Clin-STAR Journey Story

W. James Deardorff, MD

Assistant Professor
Division of Geriatrics
University of California, San Francisco, School of Medicine

Deardorff UCSF headshot

Improving Medical Care Using Prediction Models: A Geriatrician’s Approach to Algorithms

W. James Deardorff, MD, is an Assistant Professor in the Division of Geriatrics at the University of California, San Francisco. He was introduced to geriatrics during medical school where he was impressed by how geriatricians primarily focused on improving the quality of life for this complex population of older adults. This patient-centered approach immediately resonated with him. “The default setting in medicine is to do more—try another treatment, add this new medication—because it might help reduce risk,” he said. “A geriatrician’s mindset is that, sure, we can start a medication or a new treatment, but are we really helping our patients? Or are we just increasing pill burden and making it harder for a caregiver to take care of them? What other options can we explore to improve the things they care about?”
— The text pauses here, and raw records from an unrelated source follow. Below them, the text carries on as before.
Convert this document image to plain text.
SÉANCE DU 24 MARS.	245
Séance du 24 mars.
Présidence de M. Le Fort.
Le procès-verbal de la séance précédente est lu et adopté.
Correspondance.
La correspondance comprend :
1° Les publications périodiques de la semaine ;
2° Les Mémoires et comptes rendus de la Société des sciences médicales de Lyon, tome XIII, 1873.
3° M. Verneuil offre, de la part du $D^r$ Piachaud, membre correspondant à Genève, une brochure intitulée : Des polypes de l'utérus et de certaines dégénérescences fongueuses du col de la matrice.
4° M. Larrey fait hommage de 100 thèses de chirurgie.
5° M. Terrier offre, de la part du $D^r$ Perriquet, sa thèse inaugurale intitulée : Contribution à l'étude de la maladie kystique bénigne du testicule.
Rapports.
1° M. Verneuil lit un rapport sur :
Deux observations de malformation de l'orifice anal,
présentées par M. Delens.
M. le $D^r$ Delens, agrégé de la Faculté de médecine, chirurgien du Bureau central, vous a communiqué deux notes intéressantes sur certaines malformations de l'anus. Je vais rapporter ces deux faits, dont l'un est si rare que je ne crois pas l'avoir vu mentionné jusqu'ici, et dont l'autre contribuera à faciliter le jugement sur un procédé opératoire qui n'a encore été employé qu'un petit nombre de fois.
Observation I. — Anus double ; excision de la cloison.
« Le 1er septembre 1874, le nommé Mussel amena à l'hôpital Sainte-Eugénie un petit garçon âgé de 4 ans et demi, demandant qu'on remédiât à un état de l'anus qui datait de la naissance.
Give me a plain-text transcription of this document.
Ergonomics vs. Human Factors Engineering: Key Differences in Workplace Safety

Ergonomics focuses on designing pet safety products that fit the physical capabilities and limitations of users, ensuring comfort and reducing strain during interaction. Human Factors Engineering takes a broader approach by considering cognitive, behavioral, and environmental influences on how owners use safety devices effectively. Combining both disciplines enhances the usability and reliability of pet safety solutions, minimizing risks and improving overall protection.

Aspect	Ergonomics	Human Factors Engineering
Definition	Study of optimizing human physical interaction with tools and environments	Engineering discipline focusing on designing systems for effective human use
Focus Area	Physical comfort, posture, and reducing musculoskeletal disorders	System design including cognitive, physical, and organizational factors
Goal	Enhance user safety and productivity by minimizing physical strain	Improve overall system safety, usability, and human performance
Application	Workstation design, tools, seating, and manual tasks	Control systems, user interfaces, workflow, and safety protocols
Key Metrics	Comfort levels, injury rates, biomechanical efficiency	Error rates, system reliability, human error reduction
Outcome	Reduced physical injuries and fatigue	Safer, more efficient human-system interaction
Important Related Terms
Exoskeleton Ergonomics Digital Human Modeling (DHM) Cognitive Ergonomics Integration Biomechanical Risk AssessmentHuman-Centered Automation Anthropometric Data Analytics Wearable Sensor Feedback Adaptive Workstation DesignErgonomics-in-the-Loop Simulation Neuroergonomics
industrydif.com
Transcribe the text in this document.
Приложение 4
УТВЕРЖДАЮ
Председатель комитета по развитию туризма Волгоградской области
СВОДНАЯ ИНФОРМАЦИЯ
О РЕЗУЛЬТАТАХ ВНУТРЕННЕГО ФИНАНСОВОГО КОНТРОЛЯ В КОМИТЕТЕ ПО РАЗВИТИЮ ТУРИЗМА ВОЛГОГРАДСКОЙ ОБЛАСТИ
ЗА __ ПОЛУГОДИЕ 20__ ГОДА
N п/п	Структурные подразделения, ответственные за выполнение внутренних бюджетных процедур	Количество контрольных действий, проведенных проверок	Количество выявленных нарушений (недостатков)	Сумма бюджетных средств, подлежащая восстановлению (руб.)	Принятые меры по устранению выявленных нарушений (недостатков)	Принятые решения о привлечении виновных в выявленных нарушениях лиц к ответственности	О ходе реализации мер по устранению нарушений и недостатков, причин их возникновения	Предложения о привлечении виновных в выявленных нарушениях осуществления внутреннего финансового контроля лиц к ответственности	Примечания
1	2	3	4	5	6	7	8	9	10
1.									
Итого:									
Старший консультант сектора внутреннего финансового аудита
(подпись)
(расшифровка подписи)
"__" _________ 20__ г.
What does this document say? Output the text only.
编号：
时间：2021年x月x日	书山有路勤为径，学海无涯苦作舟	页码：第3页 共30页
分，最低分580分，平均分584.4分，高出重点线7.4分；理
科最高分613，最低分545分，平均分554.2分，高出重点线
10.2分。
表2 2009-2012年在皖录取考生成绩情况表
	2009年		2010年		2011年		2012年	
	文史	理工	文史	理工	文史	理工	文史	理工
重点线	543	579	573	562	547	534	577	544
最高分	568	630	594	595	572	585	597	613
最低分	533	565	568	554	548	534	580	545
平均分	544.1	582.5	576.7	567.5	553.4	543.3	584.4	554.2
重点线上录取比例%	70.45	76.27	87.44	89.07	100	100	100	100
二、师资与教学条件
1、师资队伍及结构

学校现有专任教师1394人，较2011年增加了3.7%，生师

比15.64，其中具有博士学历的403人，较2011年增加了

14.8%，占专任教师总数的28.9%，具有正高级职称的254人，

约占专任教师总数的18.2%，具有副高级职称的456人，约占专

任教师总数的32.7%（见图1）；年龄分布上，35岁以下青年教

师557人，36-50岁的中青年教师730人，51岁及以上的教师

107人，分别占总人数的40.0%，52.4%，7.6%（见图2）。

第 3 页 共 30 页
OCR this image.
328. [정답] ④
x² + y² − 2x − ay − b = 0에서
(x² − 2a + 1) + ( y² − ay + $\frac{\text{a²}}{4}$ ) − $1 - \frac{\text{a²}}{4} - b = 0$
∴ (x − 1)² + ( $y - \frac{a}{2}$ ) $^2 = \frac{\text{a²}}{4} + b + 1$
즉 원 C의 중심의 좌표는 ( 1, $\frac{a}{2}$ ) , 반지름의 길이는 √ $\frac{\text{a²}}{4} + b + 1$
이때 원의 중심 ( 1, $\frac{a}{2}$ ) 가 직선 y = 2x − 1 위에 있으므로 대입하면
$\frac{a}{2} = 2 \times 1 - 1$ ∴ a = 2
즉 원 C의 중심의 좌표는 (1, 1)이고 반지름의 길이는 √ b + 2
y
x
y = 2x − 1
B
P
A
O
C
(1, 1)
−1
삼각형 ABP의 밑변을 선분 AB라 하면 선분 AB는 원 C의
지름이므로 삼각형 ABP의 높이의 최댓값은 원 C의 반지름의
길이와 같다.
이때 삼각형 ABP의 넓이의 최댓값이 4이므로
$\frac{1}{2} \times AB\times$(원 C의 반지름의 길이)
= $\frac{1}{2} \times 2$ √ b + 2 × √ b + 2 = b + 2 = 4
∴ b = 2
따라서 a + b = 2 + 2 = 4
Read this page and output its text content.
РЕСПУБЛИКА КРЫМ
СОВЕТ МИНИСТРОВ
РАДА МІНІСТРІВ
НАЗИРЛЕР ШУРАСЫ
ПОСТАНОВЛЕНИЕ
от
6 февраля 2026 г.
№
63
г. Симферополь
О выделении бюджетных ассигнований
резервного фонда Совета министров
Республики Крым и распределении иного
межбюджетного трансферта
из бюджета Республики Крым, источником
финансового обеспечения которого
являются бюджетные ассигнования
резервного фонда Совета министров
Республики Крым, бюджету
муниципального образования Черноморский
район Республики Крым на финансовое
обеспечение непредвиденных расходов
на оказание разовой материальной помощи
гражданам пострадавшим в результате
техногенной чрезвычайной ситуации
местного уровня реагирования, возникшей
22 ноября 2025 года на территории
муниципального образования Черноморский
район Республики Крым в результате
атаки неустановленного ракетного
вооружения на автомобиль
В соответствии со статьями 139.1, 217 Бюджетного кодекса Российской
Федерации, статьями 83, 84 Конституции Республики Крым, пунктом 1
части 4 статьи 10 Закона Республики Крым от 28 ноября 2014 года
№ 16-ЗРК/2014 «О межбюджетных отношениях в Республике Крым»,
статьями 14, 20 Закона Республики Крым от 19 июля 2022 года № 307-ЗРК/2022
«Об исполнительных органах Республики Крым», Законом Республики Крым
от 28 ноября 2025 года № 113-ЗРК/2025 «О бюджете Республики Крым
Based on his experience working at a skilled nursing facility, Dr. Deardorff sought to measure these patient-centered outcomes using prediction models. In 2023, he received an NIA-funded grant and became a GEMSSTAR Scholar to develop a comprehensive prognostic model for older adults discharged to skilled nursing facilities after hospitalization. “Patients oftentimes feel blindsided when they come to a skilled nursing facility,” he said, because most expect to go back home and that “things are going to be fine”. Unfortunately, about 20% of these patients get readmitted to the hospital and another 15% transition to a nursing home long term. “For older adults who have been living at home independently, the last thing on their mind is that they’ll end up in a nursing home.”

His research aims to provide clinicians with an easy-to-use web calculator to obtain the probability of various outcomes after admission to a skilled nursing facility, such as hospital readmission, successful discharge home, long-term care transition, and 6-month mortality. With useful prognostic calculations, Dr. Deardorff explains, clinicians can “help frame conversations with patients and families. 'Well, based on other people like you, you’re someone who has a high chance of transitioning to a nursing home long term. So, here’s what we can start doing now to maybe get you back home, whether that be more tailored caregiver training or making home modifications.’ It’s primarily about managing expectations and establishing appropriate care plans.”

To design a robust model, certain logistical hurdles must be factored in. For example, older adults represent a quite heterogenous population. “In pediatrics,” Dr. Deardorff explained, “you have well defined stages—infant, toddler, childhood, and adolescence. Older adults get lumped into a single category when the reality is quite different. We have 95-year-olds living at home alone, independent, still driving, and very functional,” he said, “but we also have 65-year-olds with multiple medical conditions, on dialysis and with heart failure, and needing a lot of support from family. This is a heterogeneous group both in terms of their risk of adverse outcomes and their values and preferences.” Dr. Deardorff addressed some of these methodological concerns as first author on an article featured in the Around the EQUATOR with Clin-STAR series in JAGS. As a physician-scientist who became interested in clinical prediction models while on rotations in medical school, he cites three main issues to consider when developing prediction models for older patients. First is the competing risk of death. Dr. Deardorff explained that older adults have a high risk of death, and this needs to be factored in statistically to correctly estimate their risk of other conditions. Second, certain groups of older adults are underrepresented in clinical trials, which primarily enroll healthy patients. “People with frailty or multi-morbidity are frequently excluded from longitudinal cohorts and clinical trials,” he explained, “so when you start developing prediction models, if the patients aren’t well represented, then it’s hard to apply these models to those groups.” The third consideration extends beyond prediction models for older patients but can directly affect older patients, namely that prediction models can exacerbate inequities in health care. “The concept of algorithmic bias has been increasingly recognized in the literature,” he concluded, “so we need to make sure that we’re not using these models in a way that perpetuates harm.”